2 KiB
2026-01-29 - Efficient Directory Cleanup with os.walk
Learning: Using pathlib.Path.rglob() to list all files and then sorting the list to clean up empty directories is a performance anti-pattern. It loads the entire directory structure into memory and incurs an O(N log N) sorting cost, which can be very slow for large directories.
Action: For tasks requiring a bottom-up traversal of a directory tree (like removing empty directories), always use os.walk(path, topdown=False). This method processes directories from the deepest level up, uses minimal memory, and operates in O(N) time. It's the idiomatic and far more performant solution.
2026-01-29 - Bottlenecks in Pathlib: relative_to and resolve
Learning: pathlib.Path.relative_to() and pathlib.Path.resolve() are surprisingly slow as they perform complex lexical analysis or system calls. In high-frequency loops (e.g., scanning thousands of files), these can become significant bottlenecks.
Action: Accumulate relative paths manually during recursion (using the / operator) instead of calling relative_to(root) for every file. Also, avoid redundant resolve() calls by pre-resolving base paths once outside the loop.
2026-01-31 - Field Masking for Google Drive API
Learning: Using the fields parameter in Google Drive API files().list() calls (field masking) significantly reduces the JSON payload size. This reduces network latency and client-side parsing time, especially for large accounts with thousands of files.
Action: Always specify the minimum required fields when scanning or listing items from cloud APIs.

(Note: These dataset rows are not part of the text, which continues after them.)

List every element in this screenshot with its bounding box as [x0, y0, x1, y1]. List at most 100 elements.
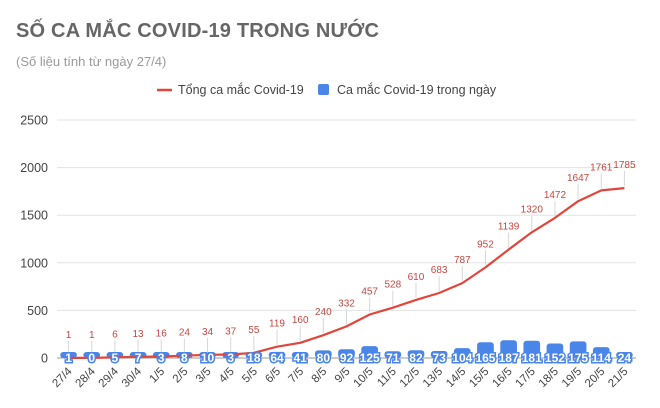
daily-data-label: 0	[88, 351, 95, 365]
daily-data-label: 24	[618, 351, 632, 365]
daily-bar	[569, 341, 587, 358]
total-data-label: 683	[431, 265, 448, 276]
total-data-label: 37	[225, 326, 237, 337]
x-tick-label: 14/5	[444, 366, 468, 390]
legend-label-daily: Ca mắc Covid-19 trong ngày	[337, 82, 497, 97]
daily-bar	[523, 340, 541, 358]
daily-data-label: 175	[568, 351, 588, 365]
daily-bar	[268, 351, 286, 358]
x-tick-label: 15/5	[467, 366, 491, 390]
total-data-label: 1785	[613, 160, 636, 171]
total-data-label: 952	[477, 239, 494, 250]
x-tick-label: 10/5	[351, 366, 375, 390]
total-data-label: 16	[156, 328, 168, 339]
total-data-label: 240	[315, 307, 332, 318]
x-tick-label: 11/5	[375, 366, 399, 390]
total-data-label: 55	[248, 325, 260, 336]
y-tick-label: 1000	[20, 256, 48, 270]
daily-data-label: 73	[432, 351, 446, 365]
daily-data-label: 104	[452, 351, 472, 365]
daily-data-label: 5	[112, 351, 119, 365]
total-data-label: 1761	[590, 162, 613, 173]
daily-data-label: 8	[181, 351, 188, 365]
total-data-label: 13	[132, 329, 144, 340]
chart-subtitle: (Số liệu tính từ ngày 27/4)	[16, 54, 167, 69]
daily-data-label: 10	[201, 351, 215, 365]
total-data-label: 160	[292, 315, 309, 326]
x-tick-label: 27/4	[50, 365, 75, 390]
daily-bar	[315, 350, 332, 358]
daily-data-label: 64	[270, 351, 284, 365]
total-data-label: 457	[361, 286, 378, 297]
total-data-label: 787	[454, 255, 471, 266]
y-tick-label: 1500	[20, 209, 48, 223]
daily-data-label: 80	[317, 351, 331, 365]
daily-bar	[546, 343, 564, 358]
total-data-label: 24	[179, 328, 191, 339]
x-tick-label: 13/5	[421, 366, 445, 390]
daily-bar	[616, 352, 633, 358]
daily-data-label: 92	[340, 351, 354, 365]
x-tick-label: 30/4	[120, 365, 145, 390]
x-tick-label: 16/5	[490, 366, 514, 390]
legend: Tổng ca mắc Covid-19 Ca mắc Covid-19 tron…	[157, 82, 497, 97]
daily-bar	[477, 342, 494, 358]
daily-bar	[592, 347, 610, 358]
y-tick-label: 0	[41, 352, 48, 366]
daily-data-label: 71	[386, 351, 400, 365]
daily-data-label: 3	[158, 351, 165, 365]
x-tick-labels: 27/428/429/430/4 1/5 2/5 3/5 4/5 5/5 6/5 7/5 8/5…	[50, 365, 630, 390]
x-tick-label: 21/5	[606, 366, 630, 390]
daily-bar	[384, 351, 402, 358]
legend-label-total: Tổng ca mắc Covid-19	[178, 82, 304, 97]
daily-data-label: 3	[227, 351, 234, 365]
x-tick-label: 17/5	[514, 366, 538, 390]
y-tick-label: 2000	[20, 161, 48, 175]
total-data-label: 332	[338, 298, 355, 309]
daily-bar	[407, 350, 425, 358]
total-data-label: 1647	[567, 173, 590, 184]
daily-bar	[338, 349, 355, 358]
total-data-label: 1320	[521, 204, 544, 215]
total-data-label: 1	[66, 330, 72, 341]
total-data-label: 119	[269, 319, 285, 330]
total-data-label: 1139	[498, 222, 520, 233]
daily-bar	[453, 348, 471, 358]
daily-data-label: 125	[360, 351, 380, 365]
x-tick-label: 3/5	[194, 366, 214, 386]
daily-data-label: 1	[65, 351, 72, 365]
daily-data-label: 41	[294, 351, 308, 365]
daily-data-label: 82	[409, 351, 423, 365]
total-data-label: 34	[202, 327, 214, 338]
x-tick-label: 2/5	[171, 366, 191, 386]
daily-data-label: 7	[135, 351, 142, 365]
daily-bar	[361, 346, 378, 358]
x-tick-label: 1/5	[148, 366, 168, 386]
chart-title: SỐ CA MẮC COVID-19 TRONG NƯỚC	[16, 20, 380, 42]
x-tick-label: 12/5	[398, 366, 422, 390]
y-tick-label: 2500	[20, 114, 48, 128]
total-line	[68, 187, 625, 359]
total-data-label: 1472	[544, 190, 567, 201]
daily-data-label: 114	[592, 351, 612, 365]
x-tick-label: 4/5	[217, 366, 237, 386]
daily-data-label: 18	[247, 351, 261, 365]
x-tick-label: 28/4	[74, 365, 99, 390]
x-tick-label: 29/4	[97, 365, 122, 390]
daily-data-label: 181	[522, 351, 542, 365]
gridlines: 0 500 1000 1500 2000 2500	[20, 114, 636, 366]
legend-bar-swatch	[318, 84, 329, 95]
x-tick-label: 7/5	[287, 366, 307, 386]
daily-data-label: 152	[545, 351, 565, 365]
x-tick-label: 8/5	[310, 366, 330, 386]
x-tick-label: 20/5	[583, 366, 607, 390]
total-data-label: 528	[384, 280, 401, 291]
daily-bar	[430, 351, 448, 358]
x-tick-label: 19/5	[560, 366, 584, 390]
total-data-label: 6	[112, 329, 118, 340]
x-tick-label: 18/5	[537, 366, 561, 390]
total-data-label: 1	[89, 330, 95, 341]
daily-data-label: 165	[475, 351, 495, 365]
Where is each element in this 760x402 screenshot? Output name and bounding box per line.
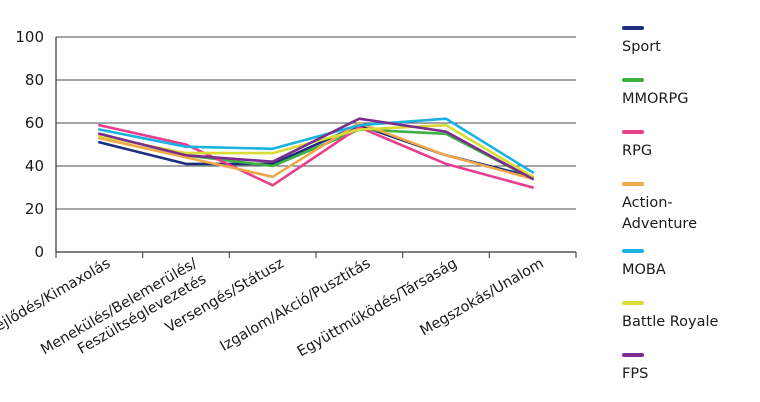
legend-item: MOBA [622, 249, 666, 281]
y-axis: 0 20 40 60 80 100 [15, 28, 57, 261]
legend-item: MMORPG [622, 78, 689, 110]
legend-swatch [622, 353, 644, 357]
x-tick-label: Együttműködés/Társaság [295, 256, 460, 361]
legend-swatch [622, 249, 644, 253]
legend-item: Action- Adventure [622, 182, 697, 235]
legend-label: MOBA [622, 262, 666, 278]
legend-swatch [622, 182, 644, 186]
series-lines [98, 117, 535, 189]
legend-swatch [622, 78, 644, 82]
legend-label: Battle Royale [622, 314, 719, 330]
legend-item: Sport [622, 26, 661, 58]
series-line-3 [98, 121, 535, 181]
y-tick-label: 60 [25, 114, 44, 132]
y-tick-label: 80 [25, 71, 44, 89]
y-tick-label: 20 [25, 200, 44, 218]
legend-swatch [622, 26, 644, 30]
legend-label: Action- Adventure [622, 195, 697, 232]
legend-item: Battle Royale [622, 301, 718, 333]
legend-label: RPG [622, 143, 653, 159]
legend-item: RPG [622, 130, 652, 162]
legend-item: FPS [622, 353, 648, 385]
legend-swatch [622, 301, 644, 305]
y-tick-label: 0 [34, 243, 44, 261]
series-line-6 [98, 117, 535, 181]
legend-label: MMORPG [622, 91, 689, 107]
y-tick-label: 100 [15, 28, 44, 46]
legend-swatch [622, 130, 644, 134]
y-tick-label: 40 [25, 157, 44, 175]
legend-label: FPS [622, 366, 649, 382]
series-line-4 [98, 117, 535, 174]
x-axis: Fejlődés/KimaxolásMenekülés/Belemerülés/… [0, 252, 577, 361]
series-line-2 [98, 123, 535, 189]
x-tick-label: Izgalom/Akció/Pusztítás [218, 256, 374, 355]
legend-label: Sport [622, 39, 661, 55]
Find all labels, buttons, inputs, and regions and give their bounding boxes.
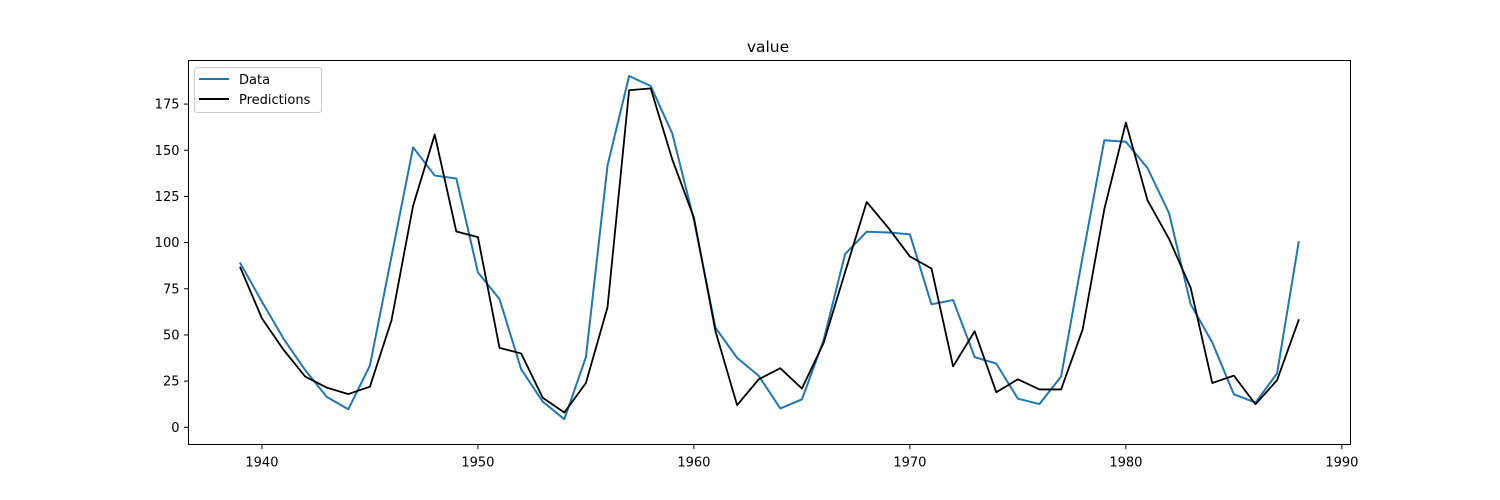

2026-01-31 - Safety vs. Performance in mkdirp Caching
Learning: A global cache for mkdirp using a set is unsafe because it doesn't account for external deletions of directories. While it provides a massive speedup (~40x), it sacrifices correctness.
Action: Avoid global state for filesystem operations. Use if not p.is_dir(): as a safe way to speed up Path.mkdir(parents=True, exist_ok=True) by ~2x without sacrificing robustness.